Заботливость отца удивляла и трогала; она была непривычна для Янки.
Орловский читал газету сначала вполголоса, но, убедившись, что Янка слушает, стал читать громче, специально выбирая самые интересные места. Янка была озадачена и вместе с тем взволнована. Он почувствовал это, и в голосе его зазвучало умиление; он понизил голос, пытаясь смягчить его жесткие нотки, чтобы только ее не беспокоить, чтобы только она слушала его как можно дольше: это доставляло ему неизъяснимое наслаждение.
Вечер тянулся долго, и Янка, разогретая вином, убаюканная покоем, теплом, ласковыми звуками отцовского голоса, заснула.
Орловский сразу же ушел в свою комнату, оставив дверь открытой, чтобы можно было издали наблюдать за Янкой. Он не читал, хотя постоянно подносил газету к глазам, но ничего не соображал, он видел только ее, задерживал по временам дыхание, боясь пошевелиться, даже не закуривал папиросы, — а вдруг потрескивание спички или дым разбудит спящую… Он сидел и с умилением смотрел на дочь. Ему страстно захотелось подойти и поцеловать ее. Только теперь он понял, как дорога ему Янка, как он любит ее. О прошлом он больше не вспоминал, чувствуя, что и прежде любил ее, хотя ему казалось, что он ее ненавидит. С какой-то трепетной радостью он представил себе, что отныне его жизнь потечет спокойно и счастливо. В мозгу родилась мысль— оставить службу и поселиться с Янкой где-нибудь в городе. Он представил себе, как идет она рядом с ним, опираясь на его руку, гордая, красивая, а он надменно смотрит на всех, готовый крикнуть: «Смотрите — это моя Янка!

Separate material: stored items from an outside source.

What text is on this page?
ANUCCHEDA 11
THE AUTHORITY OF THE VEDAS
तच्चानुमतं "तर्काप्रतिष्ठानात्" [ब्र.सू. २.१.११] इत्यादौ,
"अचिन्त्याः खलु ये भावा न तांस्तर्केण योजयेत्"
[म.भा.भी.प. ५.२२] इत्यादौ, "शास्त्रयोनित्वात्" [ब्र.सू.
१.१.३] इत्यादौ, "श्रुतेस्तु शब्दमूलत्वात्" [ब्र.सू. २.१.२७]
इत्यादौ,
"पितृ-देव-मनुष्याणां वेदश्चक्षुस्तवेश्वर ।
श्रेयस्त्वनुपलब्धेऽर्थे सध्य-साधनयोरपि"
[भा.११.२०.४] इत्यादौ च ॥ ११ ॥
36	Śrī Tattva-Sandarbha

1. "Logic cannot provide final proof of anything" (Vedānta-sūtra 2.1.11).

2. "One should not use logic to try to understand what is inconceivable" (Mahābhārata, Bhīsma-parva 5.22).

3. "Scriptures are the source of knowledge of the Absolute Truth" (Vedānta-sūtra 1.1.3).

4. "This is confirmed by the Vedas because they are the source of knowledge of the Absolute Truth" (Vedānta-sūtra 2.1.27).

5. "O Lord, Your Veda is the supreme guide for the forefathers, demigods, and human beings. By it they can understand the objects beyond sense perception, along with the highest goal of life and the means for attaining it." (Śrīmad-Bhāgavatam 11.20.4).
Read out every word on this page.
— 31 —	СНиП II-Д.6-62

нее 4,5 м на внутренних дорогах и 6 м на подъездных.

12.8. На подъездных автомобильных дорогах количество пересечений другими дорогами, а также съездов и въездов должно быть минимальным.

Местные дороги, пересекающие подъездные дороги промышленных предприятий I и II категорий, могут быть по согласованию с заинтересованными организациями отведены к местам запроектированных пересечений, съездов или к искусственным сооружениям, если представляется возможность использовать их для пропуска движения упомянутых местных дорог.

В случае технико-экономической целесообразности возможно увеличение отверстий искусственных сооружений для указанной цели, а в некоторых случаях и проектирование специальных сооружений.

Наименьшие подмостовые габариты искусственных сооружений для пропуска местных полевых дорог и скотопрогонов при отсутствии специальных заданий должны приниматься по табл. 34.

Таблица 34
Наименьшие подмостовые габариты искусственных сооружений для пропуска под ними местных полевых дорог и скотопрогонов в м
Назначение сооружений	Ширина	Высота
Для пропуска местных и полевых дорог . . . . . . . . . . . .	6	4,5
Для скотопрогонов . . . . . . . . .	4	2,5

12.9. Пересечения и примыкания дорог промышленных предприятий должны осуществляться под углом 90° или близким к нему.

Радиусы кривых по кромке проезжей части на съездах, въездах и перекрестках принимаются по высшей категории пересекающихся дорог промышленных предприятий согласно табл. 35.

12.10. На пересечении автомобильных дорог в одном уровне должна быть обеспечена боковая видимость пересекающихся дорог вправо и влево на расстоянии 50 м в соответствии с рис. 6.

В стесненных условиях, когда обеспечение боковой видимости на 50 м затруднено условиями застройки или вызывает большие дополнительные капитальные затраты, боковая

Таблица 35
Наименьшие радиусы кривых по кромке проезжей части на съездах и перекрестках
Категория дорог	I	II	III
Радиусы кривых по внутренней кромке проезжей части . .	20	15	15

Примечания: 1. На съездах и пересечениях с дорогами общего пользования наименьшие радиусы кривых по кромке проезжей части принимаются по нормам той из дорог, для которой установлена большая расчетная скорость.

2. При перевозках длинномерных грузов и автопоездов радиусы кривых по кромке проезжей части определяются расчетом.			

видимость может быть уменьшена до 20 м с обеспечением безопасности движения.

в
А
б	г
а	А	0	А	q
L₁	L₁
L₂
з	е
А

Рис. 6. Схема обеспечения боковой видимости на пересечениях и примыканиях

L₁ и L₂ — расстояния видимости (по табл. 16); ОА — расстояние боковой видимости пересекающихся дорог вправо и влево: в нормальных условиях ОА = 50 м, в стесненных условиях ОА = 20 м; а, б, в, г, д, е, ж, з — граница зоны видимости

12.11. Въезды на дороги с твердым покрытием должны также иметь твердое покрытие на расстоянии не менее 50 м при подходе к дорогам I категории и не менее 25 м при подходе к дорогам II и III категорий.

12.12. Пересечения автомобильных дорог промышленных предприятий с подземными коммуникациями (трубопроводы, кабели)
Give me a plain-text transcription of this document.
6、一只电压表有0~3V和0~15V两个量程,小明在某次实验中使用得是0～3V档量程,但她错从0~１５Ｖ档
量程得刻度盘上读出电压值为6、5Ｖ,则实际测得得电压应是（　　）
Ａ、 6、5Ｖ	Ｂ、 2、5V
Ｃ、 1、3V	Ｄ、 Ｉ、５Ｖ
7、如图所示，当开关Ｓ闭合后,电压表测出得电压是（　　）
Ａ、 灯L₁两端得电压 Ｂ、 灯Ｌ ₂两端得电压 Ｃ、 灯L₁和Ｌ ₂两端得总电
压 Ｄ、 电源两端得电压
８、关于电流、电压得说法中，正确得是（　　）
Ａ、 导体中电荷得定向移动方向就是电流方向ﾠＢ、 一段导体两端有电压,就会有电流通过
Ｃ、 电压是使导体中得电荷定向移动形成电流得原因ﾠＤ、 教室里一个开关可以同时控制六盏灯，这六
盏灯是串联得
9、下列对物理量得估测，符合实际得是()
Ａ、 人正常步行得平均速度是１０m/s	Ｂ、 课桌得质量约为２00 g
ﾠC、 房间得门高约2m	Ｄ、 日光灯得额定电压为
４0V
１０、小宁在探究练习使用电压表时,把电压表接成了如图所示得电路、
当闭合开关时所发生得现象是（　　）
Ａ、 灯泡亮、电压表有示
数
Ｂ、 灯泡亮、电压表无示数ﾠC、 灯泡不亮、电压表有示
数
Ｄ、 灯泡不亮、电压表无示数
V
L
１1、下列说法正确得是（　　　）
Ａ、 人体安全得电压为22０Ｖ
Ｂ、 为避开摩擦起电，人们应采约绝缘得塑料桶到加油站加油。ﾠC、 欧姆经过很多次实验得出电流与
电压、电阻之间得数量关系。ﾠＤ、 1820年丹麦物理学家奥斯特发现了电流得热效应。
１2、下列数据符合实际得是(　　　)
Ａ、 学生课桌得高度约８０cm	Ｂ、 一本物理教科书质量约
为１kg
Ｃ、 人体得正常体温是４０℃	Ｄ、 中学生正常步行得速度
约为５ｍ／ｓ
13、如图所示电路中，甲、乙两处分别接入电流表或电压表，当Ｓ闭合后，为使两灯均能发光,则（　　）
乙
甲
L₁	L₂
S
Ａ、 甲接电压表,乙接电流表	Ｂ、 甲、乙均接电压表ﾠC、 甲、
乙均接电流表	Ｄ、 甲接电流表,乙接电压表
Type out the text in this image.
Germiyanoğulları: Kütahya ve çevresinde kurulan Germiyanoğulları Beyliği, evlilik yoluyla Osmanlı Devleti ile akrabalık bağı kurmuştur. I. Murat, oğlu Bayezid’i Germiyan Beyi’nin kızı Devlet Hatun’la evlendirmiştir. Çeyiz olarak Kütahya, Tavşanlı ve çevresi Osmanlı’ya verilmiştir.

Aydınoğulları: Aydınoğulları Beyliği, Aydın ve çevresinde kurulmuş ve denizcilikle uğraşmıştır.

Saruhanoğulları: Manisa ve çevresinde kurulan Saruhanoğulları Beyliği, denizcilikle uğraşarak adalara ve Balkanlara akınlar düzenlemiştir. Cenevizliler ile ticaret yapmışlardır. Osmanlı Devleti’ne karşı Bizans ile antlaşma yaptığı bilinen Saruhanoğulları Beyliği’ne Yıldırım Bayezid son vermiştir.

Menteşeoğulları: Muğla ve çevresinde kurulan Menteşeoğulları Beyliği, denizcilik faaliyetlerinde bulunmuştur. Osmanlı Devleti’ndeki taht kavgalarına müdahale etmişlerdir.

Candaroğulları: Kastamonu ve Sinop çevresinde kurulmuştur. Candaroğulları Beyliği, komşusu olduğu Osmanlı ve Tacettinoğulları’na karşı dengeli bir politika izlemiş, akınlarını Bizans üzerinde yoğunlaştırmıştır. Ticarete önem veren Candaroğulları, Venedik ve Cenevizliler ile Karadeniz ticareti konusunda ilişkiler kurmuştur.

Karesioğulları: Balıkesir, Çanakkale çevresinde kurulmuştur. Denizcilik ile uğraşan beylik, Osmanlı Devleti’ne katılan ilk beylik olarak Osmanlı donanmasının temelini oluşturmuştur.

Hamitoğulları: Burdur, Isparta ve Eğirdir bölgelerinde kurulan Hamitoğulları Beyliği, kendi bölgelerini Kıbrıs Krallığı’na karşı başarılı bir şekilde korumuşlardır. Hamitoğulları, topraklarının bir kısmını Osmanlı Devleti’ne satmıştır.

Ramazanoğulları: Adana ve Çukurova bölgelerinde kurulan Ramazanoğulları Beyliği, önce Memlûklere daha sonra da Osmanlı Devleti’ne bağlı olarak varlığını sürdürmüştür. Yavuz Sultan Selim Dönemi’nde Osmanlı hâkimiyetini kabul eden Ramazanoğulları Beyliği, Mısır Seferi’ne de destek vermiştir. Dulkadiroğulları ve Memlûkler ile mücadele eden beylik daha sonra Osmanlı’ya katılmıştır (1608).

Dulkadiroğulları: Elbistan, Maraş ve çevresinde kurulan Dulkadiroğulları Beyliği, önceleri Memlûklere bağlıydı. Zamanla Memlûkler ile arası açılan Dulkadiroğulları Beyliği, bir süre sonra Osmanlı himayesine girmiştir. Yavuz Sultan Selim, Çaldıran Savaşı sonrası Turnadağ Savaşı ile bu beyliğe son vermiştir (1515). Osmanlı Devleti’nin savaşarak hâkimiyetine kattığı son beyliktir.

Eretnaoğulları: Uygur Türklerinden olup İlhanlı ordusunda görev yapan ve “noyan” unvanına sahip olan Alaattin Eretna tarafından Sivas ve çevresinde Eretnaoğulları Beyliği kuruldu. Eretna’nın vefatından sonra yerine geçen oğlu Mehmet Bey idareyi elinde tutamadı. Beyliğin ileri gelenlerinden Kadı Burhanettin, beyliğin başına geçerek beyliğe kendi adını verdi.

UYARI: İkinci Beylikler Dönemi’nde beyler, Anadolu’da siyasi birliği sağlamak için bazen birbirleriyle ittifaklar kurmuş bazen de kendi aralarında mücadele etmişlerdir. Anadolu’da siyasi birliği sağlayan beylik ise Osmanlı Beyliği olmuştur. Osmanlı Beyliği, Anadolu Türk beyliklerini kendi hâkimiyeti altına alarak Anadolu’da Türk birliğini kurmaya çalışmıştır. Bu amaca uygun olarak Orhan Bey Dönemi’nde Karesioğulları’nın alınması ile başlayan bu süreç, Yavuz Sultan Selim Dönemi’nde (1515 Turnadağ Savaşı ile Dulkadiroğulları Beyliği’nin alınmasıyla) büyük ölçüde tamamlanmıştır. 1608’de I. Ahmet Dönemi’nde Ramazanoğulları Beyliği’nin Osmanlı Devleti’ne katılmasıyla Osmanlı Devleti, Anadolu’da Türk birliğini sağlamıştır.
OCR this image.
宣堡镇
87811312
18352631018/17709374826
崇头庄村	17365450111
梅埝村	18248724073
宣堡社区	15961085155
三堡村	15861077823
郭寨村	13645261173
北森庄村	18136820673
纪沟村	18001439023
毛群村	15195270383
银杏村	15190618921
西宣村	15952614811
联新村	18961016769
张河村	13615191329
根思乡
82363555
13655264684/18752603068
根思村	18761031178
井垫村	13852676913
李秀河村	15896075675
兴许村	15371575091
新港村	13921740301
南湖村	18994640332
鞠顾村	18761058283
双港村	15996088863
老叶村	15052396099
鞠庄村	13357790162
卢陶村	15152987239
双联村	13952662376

Прочь с дороги, прочь!». Он погружался все глубже и глубже в радужные мечты.
В окно бил ветер; тихий шум леса плыл грустной песней; иногда, громыхая, проносился поезд, и тогда дрожало все вокруг; потом становилось опять спокойно.
Из соседней квартиры Залеских послышались тихие, приглушенные стенами и расстоянием звуки фортепьяно; они то лились монотонным потоком гамм, то взрывались вихрем шумной рапсодии, то восходили к месяцу мечтательным гимном, трепетом весенней ночи, рыданиями, то текли простой трогательной и вместе с тем глубокой, как вечность, песней любви.
Орловский прислушивался к этой музыке с возрастающим раздражением, хотел было уже пойти и попросить прекратить игру, но, увидев, что Янка проснулась и глазами ищет его, поспешил к ней. Но она, не заметив его, встала и направилась в свою комнату.
— Янова, пожелай от меня барышне спокойной ночи, — сказал он тихо кухарке и пошел спать.
III
В первую ночь после выздоровления Янка спала плохо. Она часто просыпалась; ей казалось, она еще в больнице. Перед ее взором возникла длинная, белая, заставленная кроватями палата, где она недавно лежала, и образ богородицы на противоположной стене, участливо смотревшей на больных из-за желтоватого огонька лампадки. Янка запомнила этот взгляд — он продолжал жить в ее сознании. Не раз, просыпаясь в те долгие, томительные, невыносимо тяжелые ночи, она не могла оторвать глаз от этой улыбки, ощущая всю нежность и доброту ее взгляда и посылая к ней долгие, молчаливые, не высказанные вслух молитвы и жалобы.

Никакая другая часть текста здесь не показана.